For now, the outcome is that only about 5 per cent of the reserves is being transferred out. This can be seen as yet another instance of a technical body getting the better of a ministry. But it is still something.
A sustainable solution would involve including the framework for surplus and reserves in the RBI Act or in a formal agreement between the government and the RBI, along the lines of the UK. The framework should ensure optimal utilisation of surplus income – for building reserves and for fiscal purposes. Otherwise, another committee will be set up 6-7 years from now. It is good that the issue has gained salience.

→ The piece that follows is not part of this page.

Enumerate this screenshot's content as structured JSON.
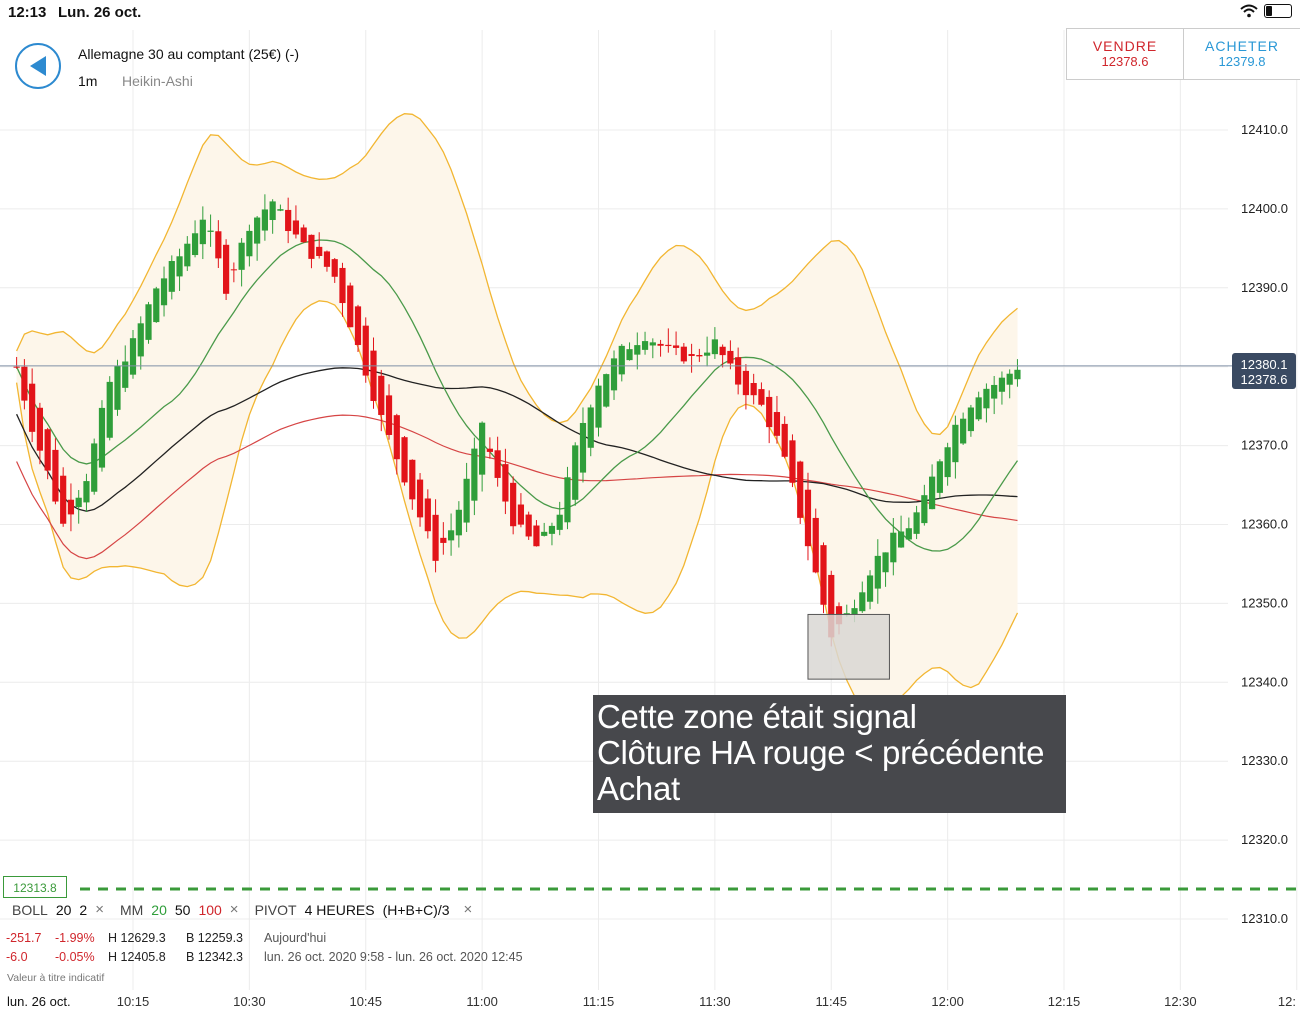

Conflicts are painful but they can be useful. Alasdair Macintyre called Anderson’s insight a “Sophoclean one”, noting that it is through conflict that “we learn what our ends and purposes are”. One may hope that the RBI, at the centre of multiple storms for the better part of the last decade (raging inflation between 2008 and 2014, banking crisis, NBFC crisis, conflict on reserves, run-ins with the government, etc.), is gradually getting a better sense of what its purposes are. Here’s hoping more useful conflicts are instigated in the times to come.
The author is a Fellow at Carnegie India. Views are personal.